US President Donald Trump (L), Attorney Jeff Sessions, center and FBI Director Christopher Wray sit together at the FBI National Academy graduation ceremony, December 15 at the FBI National Academy in Quantico, Virginia. (Reuters photo)

US President Donald Trump says he regrets naming Jeff Sessions as attorney general, as pressure on the White House grows from a special counsel's probe into possible campaign collusion with Russia and obstruction of justice.

After The New York Times reported that Trump pressured Sessions to reverse his recusal from overseeing the Russia probe in March 2017, the US president confirmed his unhappiness over that decision in a tweet.

He quoted a Republican lawmaker as criticizing Sessions for not telling the president before becoming attorney general that he would have to recuse himself from the investigation.

"There are lots of really good lawyers in the country, he could have picked somebody else!" the lawmaker, Trey Gowdy, said.

"I wish I did!" Trump said in his tweet.

Trump has repeatedly lashed out at Sessions, who he hand-picked last year as the country's top law enforcement official, as the probe into Russian election meddling, and possible obstruction, bores in on the White House.

On Sunday, Trump's lawyer, Rudy Giuliani, said the investigation could ultimately result in an impeachment effort in Congress over alleged obstruction by the president.

"Eventually the decision here is going to be impeach, not impeach," Giuliani told CNN in an interview.

The president has made clear he believes Sessions, a former senator who was active in the Trump campaign, should be helping him fight the probe, rather than standing to the side.

The Times reported Wednesday that Trump's push for Sessions to reverse his recusal has become a focus of Special Counsel Robert Mueller's probe.

The episode could put Sessions, whom Mueller's investigators interviewed in January, in the position of being a witness against the president in the obstruction side of Mueller's investigation, according to the Times.
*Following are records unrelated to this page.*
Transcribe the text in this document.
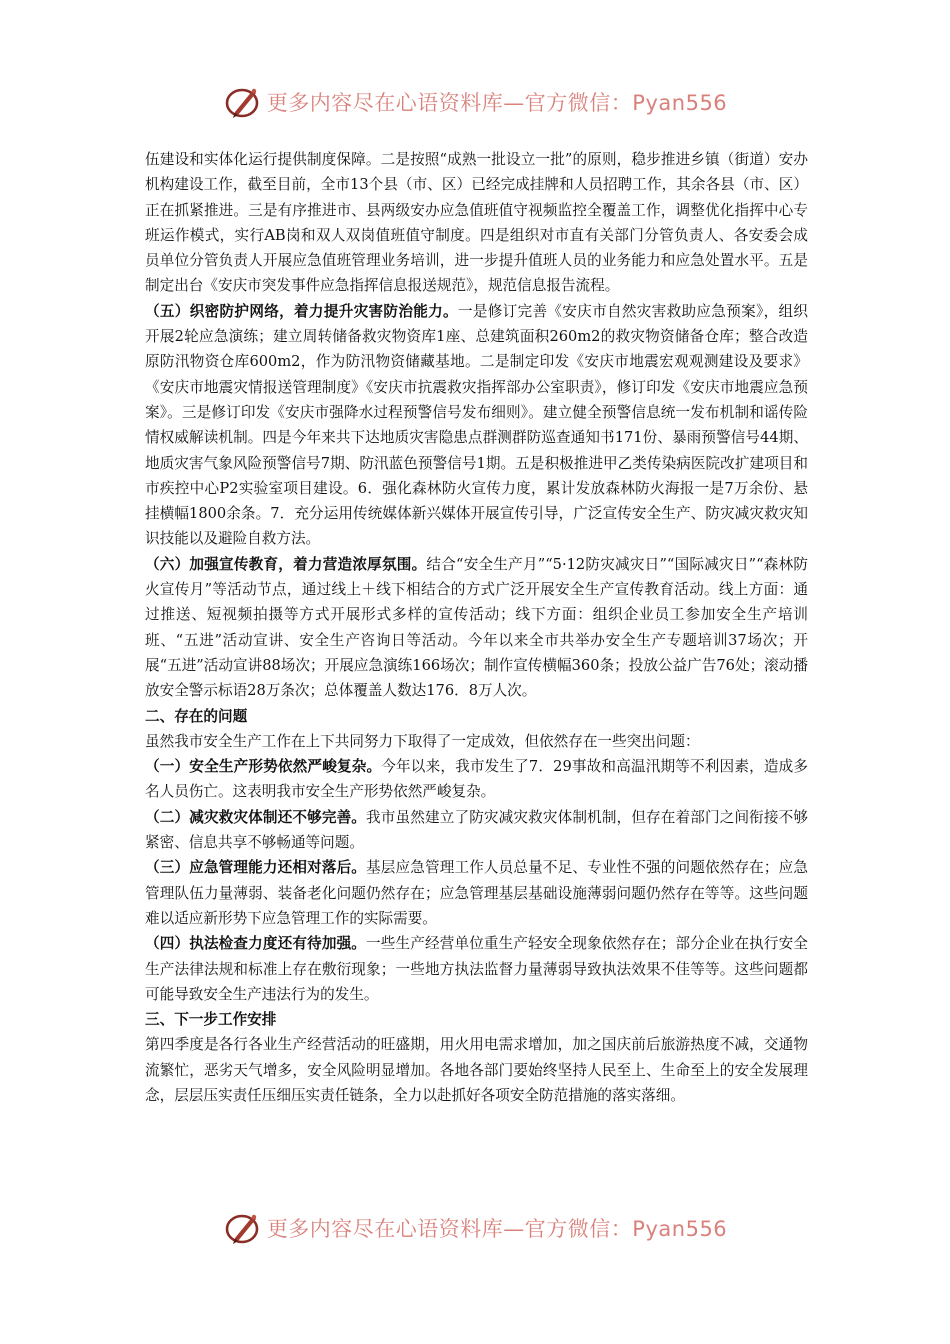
更多内容尽在心语资料库—官方微信：Pyan556

伍建设和实体化运行提供制度保障。二是按照“成熟一批设立一批”的原则，稳步推进乡镇（街道）安办机构建设工作，截至目前，全市13个县（市、区）已经完成挂牌和人员招聘工作，其余各县（市、区）正在抓紧推进。三是有序推进市、县两级安办应急值班值守视频监控全覆盖工作，调整优化指挥中心专班运作模式，实行AB岗和双人双岗值班值守制度。四是组织对市直有关部门分管负责人、各安委会成员单位分管负责人开展应急值班管理业务培训，进一步提升值班人员的业务能力和应急处置水平。五是制定出台《安庆市突发事件应急指挥信息报送规范》，规范信息报告流程。

（五）织密防护网络，着力提升灾害防治能力。一是修订完善《安庆市自然灾害救助应急预案》，组织开展2轮应急演练；建立周转储备救灾物资库1座、总建筑面积260m2的救灾物资储备仓库；整合改造原防汛物资仓库600m2，作为防汛物资储藏基地。二是制定印发《安庆市地震宏观观测建设及要求》《安庆市地震灾情报送管理制度》《安庆市抗震救灾指挥部办公室职责》，修订印发《安庆市地震应急预案》。三是修订印发《安庆市强降水过程预警信号发布细则》。建立健全预警信息统一发布机制和谣传险情权威解读机制。四是今年来共下达地质灾害隐患点群测群防巡查通知书171份、暴雨预警信号44期、地质灾害气象风险预警信号7期、防汛蓝色预警信号1期。五是积极推进甲乙类传染病医院改扩建项目和市疾控中心P2实验室项目建设。6．强化森林防火宣传力度，累计发放森林防火海报一是7万余份、悬挂横幅1800余条。7．充分运用传统媒体新兴媒体开展宣传引导，广泛宣传安全生产、防灾减灾救灾知识技能以及避险自救方法。

（六）加强宣传教育，着力营造浓厚氛围。结合“安全生产月”“5·12防灾减灾日”“国际减灾日”“森林防火宣传月”等活动节点，通过线上＋线下相结合的方式广泛开展安全生产宣传教育活动。线上方面：通过推送、短视频拍摄等方式开展形式多样的宣传活动；线下方面：组织企业员工参加安全生产培训班、“五进”活动宣讲、安全生产咨询日等活动。今年以来全市共举办安全生产专题培训37场次；开展“五进”活动宣讲88场次；开展应急演练166场次；制作宣传横幅360条；投放公益广告76处；滚动播放安全警示标语28万条次；总体覆盖人数达176．8万人次。

二、存在的问题

虽然我市安全生产工作在上下共同努力下取得了一定成效，但依然存在一些突出问题：

（一）安全生产形势依然严峻复杂。今年以来，我市发生了7．29事故和高温汛期等不利因素，造成多名人员伤亡。这表明我市安全生产形势依然严峻复杂。

（二）减灾救灾体制还不够完善。我市虽然建立了防灾减灾救灾体制机制，但存在着部门之间衔接不够紧密、信息共享不够畅通等问题。

（三）应急管理能力还相对落后。基层应急管理工作人员总量不足、专业性不强的问题依然存在；应急管理队伍力量薄弱、装备老化问题仍然存在；应急管理基层基础设施薄弱问题仍然存在等等。这些问题难以适应新形势下应急管理工作的实际需要。

（四）执法检查力度还有待加强。一些生产经营单位重生产轻安全现象依然存在；部分企业在执行安全生产法律法规和标准上存在敷衍现象；一些地方执法监督力量薄弱导致执法效果不佳等等。这些问题都可能导致安全生产违法行为的发生。

三、下一步工作安排

第四季度是各行各业生产经营活动的旺盛期，用火用电需求增加，加之国庆前后旅游热度不减，交通物流繁忙，恶劣天气增多，安全风险明显增加。各地各部门要始终坚持人民至上、生命至上的安全发展理念，层层压实责任压细压实责任链条，全力以赴抓好各项安全防范措施的落实落细。

更多内容尽在心语资料库—官方微信：Pyan556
Trump has gone on the offensive, seeking to paint the Mueller investigation, the Justice Department, and the Federal Bureau of Investigation (FBI) as biased against him, and is now calling the Mueller probe "illegitimate" and "rigged."

Last weekend, he tweeted 14 times about the investigation, alleging that Democrats were behind what he called the "plant" of a law enforcement informant in his campaign.

Giuliani said Trump and his team have to take the fight to the public with an eye to a possible impeachment fight.

""Members of Congress, Democrat and Republican, are going to be informed a lot by their constituents. So, our jury is the American -- as it should be -- is the American people," he said on CNN.